Poétique goupil

La Petite Renarde rusée - Nanterre

Par Laurent Bury | sam 16 Janvier 2016 | Imprimer

Il aura fallu du temps, mais Janáček est désormais solidement inscrit au répertoire des maisons d’opéra françaises. Certains titres restent peu fréquentés (on aimerait voir Les Voyages de Monsieur Brouček, par exemple) mais chaque saison hexagonale honore désormais le compositeur morave, comme le prouvera bientôt la reprise à Strasbourg de L’Affaire Makropoulos. Peut-être est-ce néanmoins la renarde Bystrouchka qui a le plus conquis la faveur des spectateurs petits et grands, succès qui n’est pas près de s’éteindre, vu l’accueil plus qu’enthousiaste réservé à la production montée par l’Arcal, destinée à tourner dans plusieurs villes en ce début d’année 2016.

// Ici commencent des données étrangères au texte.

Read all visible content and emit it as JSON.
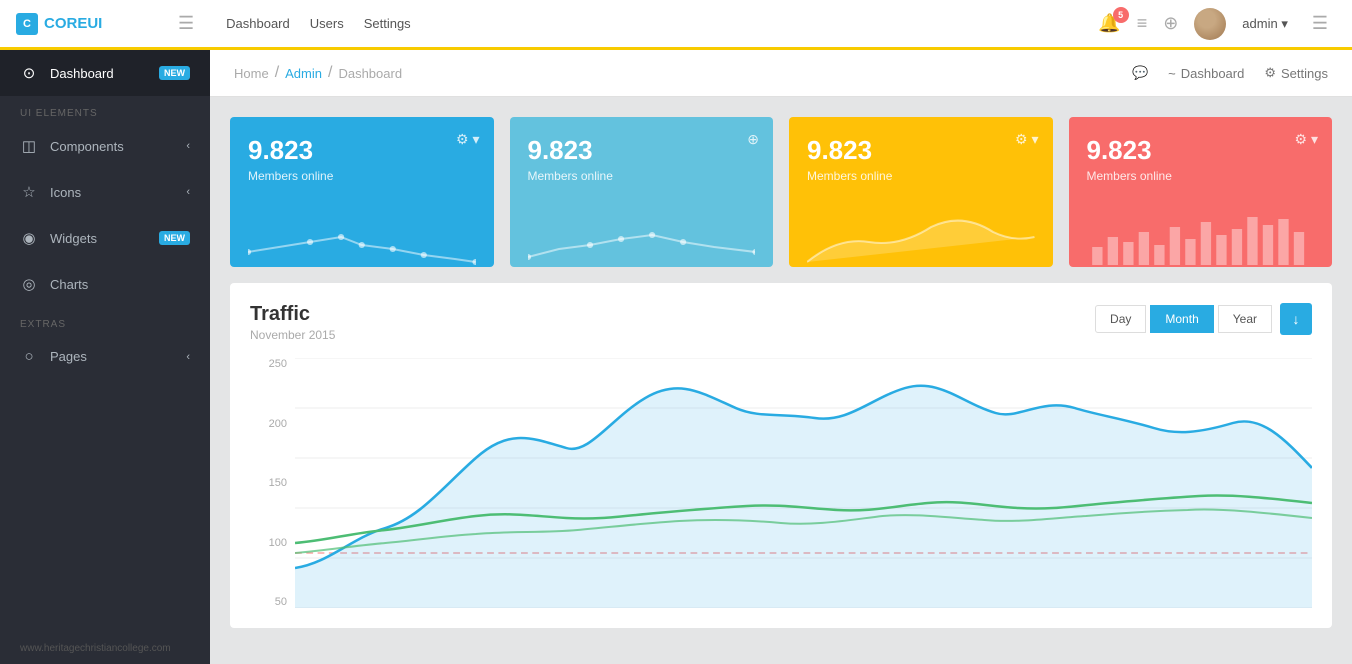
{
  "topNav": {
    "logo": "COREUI",
    "links": [
      "Dashboard",
      "Users",
      "Settings"
    ],
    "badge": "5",
    "adminLabel": "admin"
  },
  "sidebar": {
    "activeItem": "Dashboard",
    "items": [
      {
        "id": "dashboard",
        "label": "Dashboard",
        "icon": "⊙",
        "badge": "NEW",
        "active": true
      },
      {
        "id": "section-ui",
        "label": "UI ELEMENTS",
        "section": true
      },
      {
        "id": "components",
        "label": "Components",
        "icon": "◫",
        "chevron": "‹"
      },
      {
        "id": "icons",
        "label": "Icons",
        "icon": "☆",
        "chevron": "‹"
      },
      {
        "id": "widgets",
        "label": "Widgets",
        "icon": "◉",
        "badge": "NEW"
      },
      {
        "id": "charts",
        "label": "Charts",
        "icon": "◎"
      },
      {
        "id": "section-extras",
        "label": "EXTRAS",
        "section": true
      },
      {
        "id": "pages",
        "label": "Pages",
        "icon": "○",
        "chevron": "‹"
      }
    ],
    "footer": "www.heritagechristiancollege.com"
  },
  "breadcrumb": {
    "items": [
      "Home",
      "Admin",
      "Dashboard"
    ],
    "rightActions": [
      "Dashboard",
      "Settings"
    ]
  },
  "statCards": [
    {
      "id": "card1",
      "number": "9.823",
      "label": "Members online",
      "color": "blue1",
      "gearVisible": true
    },
    {
      "id": "card2",
      "number": "9.823",
      "label": "Members online",
      "color": "blue2",
      "gearVisible": false
    },
    {
      "id": "card3",
      "number": "9.823",
      "label": "Members online",
      "color": "yellow",
      "gearVisible": true
    },
    {
      "id": "card4",
      "number": "9.823",
      "label": "Members online",
      "color": "red",
      "gearVisible": true
    }
  ],
  "traffic": {
    "title": "Traffic",
    "subtitle": "November 2015",
    "periodButtons": [
      "Day",
      "Month",
      "Year"
    ],
    "activePeriod": "Month",
    "downloadIcon": "↓",
    "yLabels": [
      "250",
      "200",
      "150",
      "100",
      "50"
    ],
    "colors": {
      "cyan": "#29abe2",
      "green": "#4dbd74",
      "red": "#f86c6b"
    }
  }
}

Habituée des « concerts optiques » utilisant la lanterne magique, Louise Moaty exploite cette fois un procédé cher à Pierrick Sorrin, qui l’employait encore récemment dans La Belle Hélène, à la différence que c’est ici pour un résultat non pas comique mais poétique. L’incrustation des chanteurs dans un décor miniature projeté sur un écran ne sert pas à faire rire le public, mais à coller davantage au livret que ne le permet d’habitude l’incarnation des animaux par des humains déguisés. Reprenant en outre la technique du bunraku japonais, elle introduit des marionnettes pour la renarde enfant et adolescente, ainsi que pour le chien, le coq et les poules. Avec des œuvres d’Egon Schiele comme arrière-plan, les protagonistes évoluent dans un superbe décor changeant, mais la parade amoureuse de la renarde et du renard se dépouille de tout artifice, la toile où étaient projetées les images tombant au sol pour devenir le lit nuptial des époux. Avec participation des spectateurs et jet de fleurs dans la salle, la noce est une vraie fête.

Pourtant, tout n’était pas gagné au départ, car la transcription, due à Jonathan Dove, commence par sonner bien curieusement, les cordes passant un peu au second plan derrière les vents. Dirigés par Laurent Cuniot, les seize musiciens de TM+ ensemble orchestral de musique d’aujourd’hui ne semblent d’abord pas tout à fait rôdés, mais après l’ouverture, l’impression d’étrangeté liée à la réduction se dissipe assez vite et l’on savoure presque plus intimement la partition de Janáček, comme rapprochée, décantée.

Quant aux voix, l’Arcal a su réunir une équipe totalement investie dans le projet, réunissant quelques noms déjà familiers et des artistes à découvrir. C’est par exemple un plaisir de retrouver Françoise Masset, même dans une série de petits rôles ; bien connue des amateurs de musique baroque, applaudie dans Les Aventures du roi Pausole à l’Opéra-comique il y a quelques années, la mezzo-soprano n’a rien perdu de sa verve. Remarqué dans la Katia Kabanova présentée en 2012 aux Bouffes du Nord, Paul Gaugler est un Instituteur délicieusement désemparé. Choisie par l’Arcal en 2009 pour la création du premier opéra de Régis Campo, Les Quatre Jumelles, Sylvia Vadimova cumule les emplois avec aisance. Impressionnant dans le rôle de la mort dans la production de L’Empereur d’Atlantis également montée par l’Arcal et également mise en scène par Louise Moaty, Wassyl Slipak prête ses graves somptueux et ses talents de comédien à trois personnages bien différents. Vus dans diverses productions, et dernièrement dans le rôle-titre du Médecin malgré lui à Saint-Etienne, Philippe-Nicolas Martin campe un magnifique garde-chasse, plein d’humanité. C’est un vrai bonheur que d’entendre ce rôle confié non pas à un chanteur déjà âgé, voire en bout de course, même si le livret prévoit qu’il vieillisse au cours de la représentation. Splendide renard, Caroline Meng a déjà prêté son timbre opulent à plusieurs spectacles baroqueux, dont l’Egisto de Cavalli, et l’on attend avec impatience de la retrouver dans un rôle de premier plan. Tosca ou Violetta à Clermont-Ferrand, Noriko Urata propose pour la renarde un format vocal plus ample que celui auquel on attribue en général la renarde : Bystrouchka y gagne un relief supplémentaire, et son hymne à la liberté n’en prend que plus de vigueur.

 

Représentations à venir : le 19 février à Saint-Quentin-en-Yvelines, le 26 février à Reims, le 16 mars à Besançon, les 14 et 15 avril à Massy, Le 23 avril à Sablé-sur-Sarthe, et les 29 et 30 avril au Mans.